Your comments are highly appreciated

B

boricworld · June 23, 2009, 5:10pm

Another idea is that, for a block of mapped memory, should I explicitly use streams and cudaEventRecord(), in the kernel, and cudaEventQuery()/cudaEventSynchronize() to avoid all RAW, WAR, WAW hazards?

tmurray · June 23, 2009, 8:03pm

Are you trying to read memory written across PCIe from the same kernel or from a different kernel?

boricworld · June 23, 2009, 9:06pm

What I have in mind is that I have a block of mapped memory, such that both the host and the GPU can access it by pHost, and pDevice, individually. The memory block is set to all 0’s.

I have a kernel running at GPU with the following code segment (assuming there is only one block and one thread per block).

pDevice[0] = 1;

__threadfence();

pDevice[1] = 1;

Can this guarantee that the host will always see pDevice[0] set before pDevice[1]?

The programming guild does not explicitly specify whether this fence function works for mapped memory blocks.

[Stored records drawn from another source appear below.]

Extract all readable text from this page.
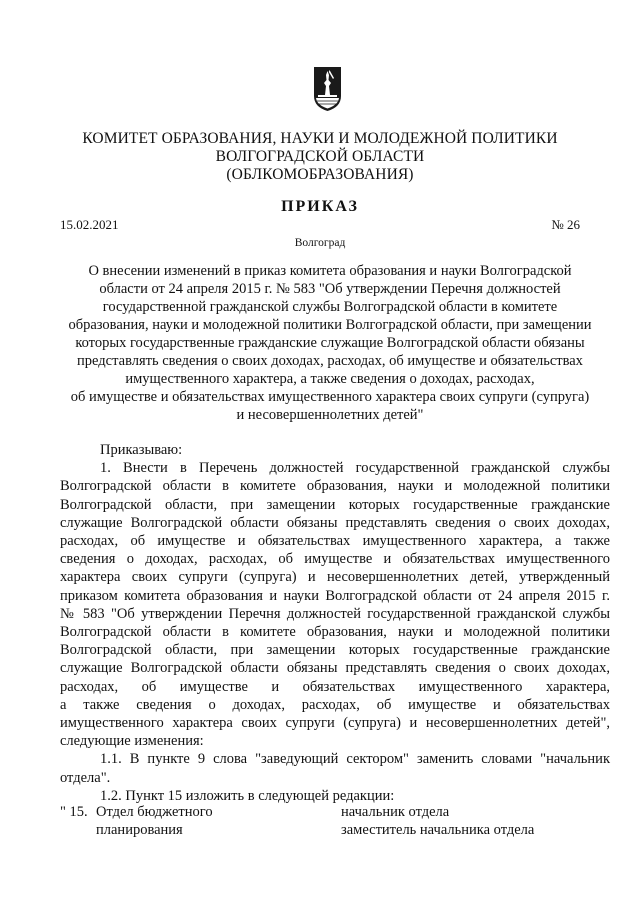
КОМИТЕТ ОБРАЗОВАНИЯ, НАУКИ И МОЛОДЕЖНОЙ ПОЛИТИКИ
ВОЛГОГРАДСКОЙ ОБЛАСТИ
(ОБЛКОМОБРАЗОВАНИЯ)
ПРИКАЗ
15.02.2021	№ 26
Волгоград
О внесении изменений в приказ комитета образования и науки Волгоградской
области от 24 апреля 2015 г. № 583 "Об утверждении Перечня должностей
государственной гражданской службы Волгоградской области в комитете
образования, науки и молодежной политики Волгоградской области, при замещении
которых государственные гражданские служащие Волгоградской области обязаны
представлять сведения о своих доходах, расходах, об имуществе и обязательствах
имущественного характера, а также сведения о доходах, расходах,
об имуществе и обязательствах имущественного характера своих супруги (супруга)
и несовершеннолетних детей"

Приказываю:

1. Внести в Перечень должностей государственной гражданской службы

Волгоградской области в комитете образования, науки и молодежной политики

Волгоградской области, при замещении которых государственные гражданские

служащие Волгоградской области обязаны представлять сведения о своих доходах,

расходах, об имуществе и обязательствах имущественного характера, а также

сведения о доходах, расходах, об имуществе и обязательствах имущественного

характера своих супруги (супруга) и несовершеннолетних детей, утвержденный

приказом комитета образования и науки Волгоградской области от 24 апреля 2015 г.

№ 583 "Об утверждении Перечня должностей государственной гражданской службы

Волгоградской области в комитете образования, науки и молодежной политики

Волгоградской области, при замещении которых государственные гражданские

служащие Волгоградской области обязаны представлять сведения о своих доходах,

расходах, об имуществе и обязательствах имущественного характера,

а также сведения о доходах, расходах, об имуществе и обязательствах

имущественного характера своих супруги (супруга) и несовершеннолетних детей",

следующие изменения:

1.1. В пункте 9 слова "заведующий сектором" заменить словами "начальник

отдела".

1.2. Пункт 15 изложить в следующей редакции:

" 15. Отдел бюджетного
планирования
начальник отдела
заместитель начальника отдела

tmurray · June 23, 2009, 9:25pm

No, it does not because you’re at the mercy of a lot of different things like the PCIe controller that may coalesce writes, caches, etc. I don’t know of any way to make this work robustly at the moment, but if you want to experiment, go for it…

boricworld · June 23, 2009, 9:35pm

Many thanks for the prompt response.

Since the above idea is not guaranteed, how about this one?

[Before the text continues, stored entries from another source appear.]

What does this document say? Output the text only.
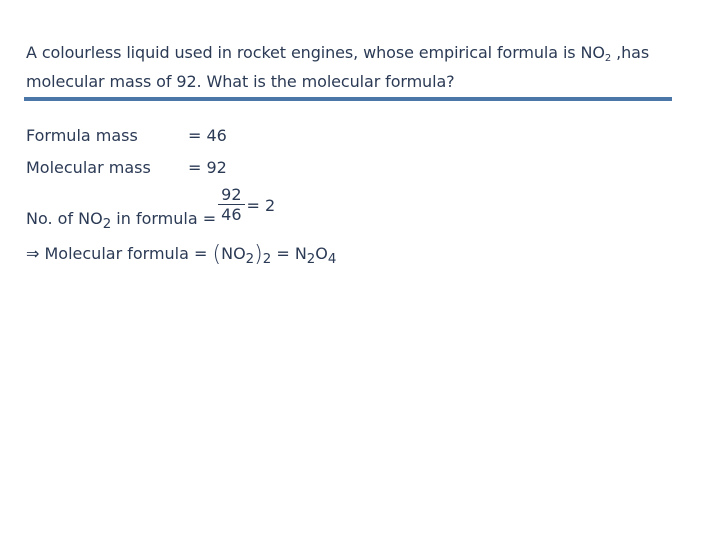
A colourless liquid used in rocket engines, whose empirical formula is $NO_2$ ,has molecular mass of 92. What is the molecular formula?
Formula mass	= 46
Molecular mass = 92
No. of $NO_2$ in formula = $\frac{92}{46} = 2$
⇒ Molecular formula = $(NO_2)_2 = N_2O_4$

Having pDevice residing at the global memory of the GPU, and a single kernel running with the following code segment (again, assuming there is only one block and one thread per block).

pDevice[0] = 1;

__threadfence();

pDevice[1] = 1;

Can the host guarantee to be able to see pDevice[0] set before pDevice[1] (with cudaMemcpy() or cudaMemcpyAsync())?

tmurray · June 23, 2009, 9:37pm

Er, you’re going to need to give some example of how you’re planning to do this. How is the host going to see anything at that point?

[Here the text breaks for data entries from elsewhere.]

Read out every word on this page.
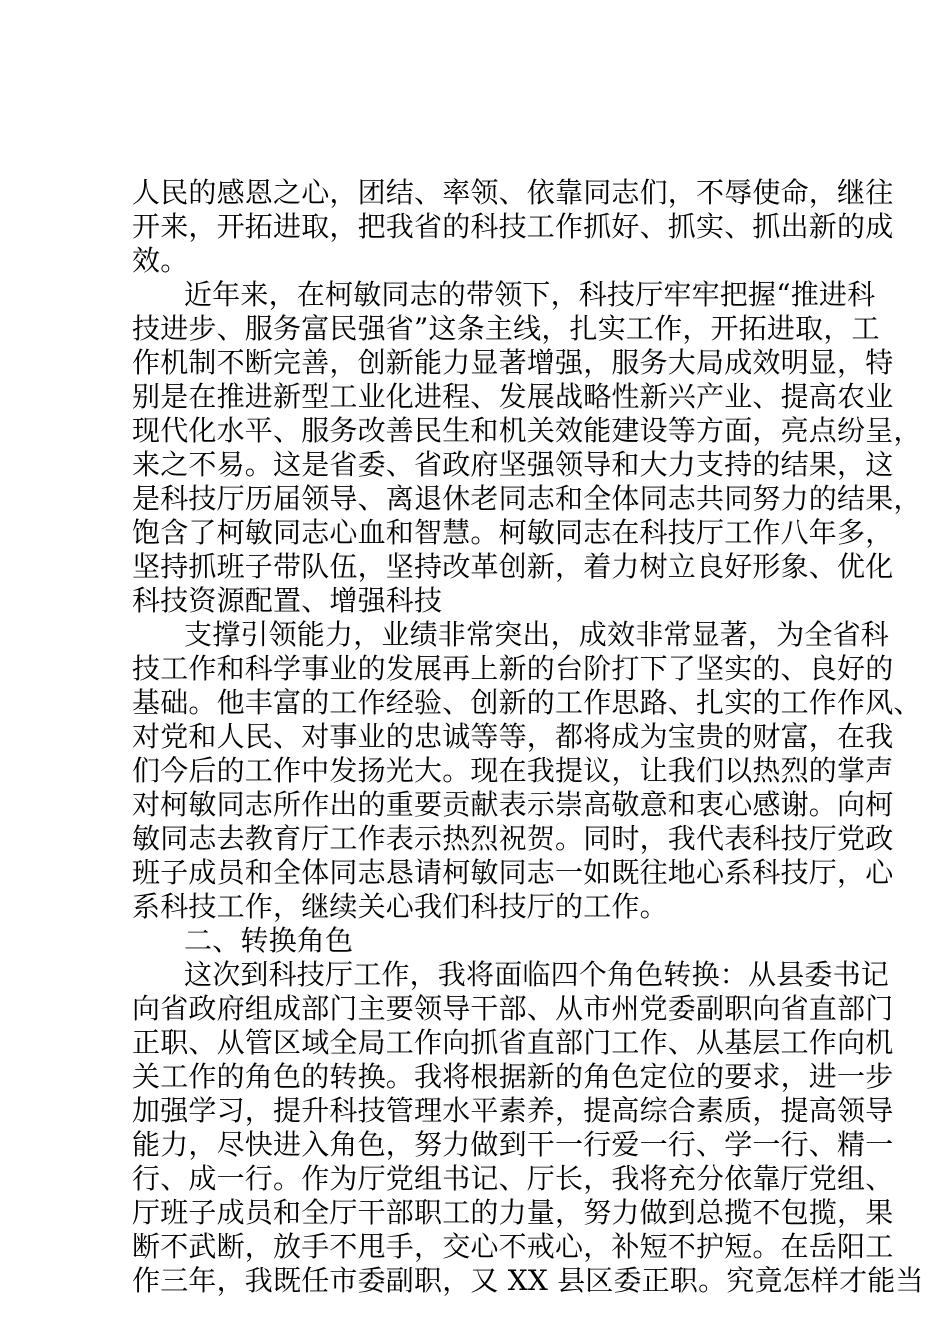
人民的感恩之心，团结、率领、依靠同志们，不辱使命，继往
开来，开拓进取，把我省的科技工作抓好、抓实、抓出新的成
效。
近年来，在柯敏同志的带领下，科技厅牢牢把握“推进科
技进步、服务富民强省”这条主线，扎实工作，开拓进取，工
作机制不断完善，创新能力显著增强，服务大局成效明显，特
别是在推进新型工业化进程、发展战略性新兴产业、提高农业
现代化水平、服务改善民生和机关效能建设等方面，亮点纷呈，
来之不易。这是省委、省政府坚强领导和大力支持的结果，这
是科技厅历届领导、离退休老同志和全体同志共同努力的结果，
饱含了柯敏同志心血和智慧。柯敏同志在科技厅工作八年多，
坚持抓班子带队伍，坚持改革创新，着力树立良好形象、优化
科技资源配置、增强科技
支撑引领能力，业绩非常突出，成效非常显著，为全省科
技工作和科学事业的发展再上新的台阶打下了坚实的、良好的
基础。他丰富的工作经验、创新的工作思路、扎实的工作作风、
对党和人民、对事业的忠诚等等，都将成为宝贵的财富，在我
们今后的工作中发扬光大。现在我提议，让我们以热烈的掌声
对柯敏同志所作出的重要贡献表示崇高敬意和衷心感谢。向柯
敏同志去教育厅工作表示热烈祝贺。同时，我代表科技厅党政
班子成员和全体同志恳请柯敏同志一如既往地心系科技厅，心
系科技工作，继续关心我们科技厅的工作。
二、转换角色
这次到科技厅工作，我将面临四个角色转换：从县委书记
向省政府组成部门主要领导干部、从市州党委副职向省直部门
正职、从管区域全局工作向抓省直部门工作、从基层工作向机
关工作的角色的转换。我将根据新的角色定位的要求，进一步
加强学习，提升科技管理水平素养，提高综合素质，提高领导
能力，尽快进入角色，努力做到干一行爱一行、学一行、精一
行、成一行。作为厅党组书记、厅长，我将充分依靠厅党组、
厅班子成员和全厅干部职工的力量，努力做到总揽不包揽，果
断不武断，放手不甩手，交心不戒心，补短不护短。在岳阳工
作三年，我既任市委副职，又 XX 县区委正职。究竟怎样才能当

boricworld · June 23, 2009, 9:47pm

OK. Here is a small example.

at Host

...

bool done = false;

cudaMalloc(&d_a, sizeof(int));

cudaMemset(d_a, 0, sizeof(int));

cudaMalloc(&d_b, sizeof(int));

cudaMemset(d_b, 0, sizeof(int));

myKernel<<<grid, block, 0 , 0>>>(d_a, d_b);

do {

  cudaMemcpyAsync(&b, &d_b, sizeof(int), cudaMemcpyDeviceToHost, 0);

  cudaEventRecord(event1, 0);

  while (cudaEventQuery(event1) == cudaErrorNotReady);

  if (b == 1)

	done = true;

} while (!done)

cudaMemcpyAsync(&a, &d_a, sizeof(int), cudaMemcpyDeviceToHost, 0); 

cudaEventRecord(event2, 0);

while (cudaEventQuery(event2) == cudaErrorNotReady)

x = a;  /* Q: can a here guarantee to be "1", always? */

....

at GPU

...

d_a = 1;

__threadfence();

d_b = 1;

...

tmurray · June 23, 2009, 9:56pm

I’m going to go with no for a variety of reasons (async operations are undefined when they access memory currently being accessed by a kernel so whatever I say could change in the future, __threadfence only affects one path to memory, I don’t know if PCIe takes the same path).

boricworld · June 23, 2009, 10:04pm

Again, thanks for your comments.

Actually I doubt if __threadfence() works this way as well. If one day it really does, it would be very expensive since it has to monitor/control all paths to the memory.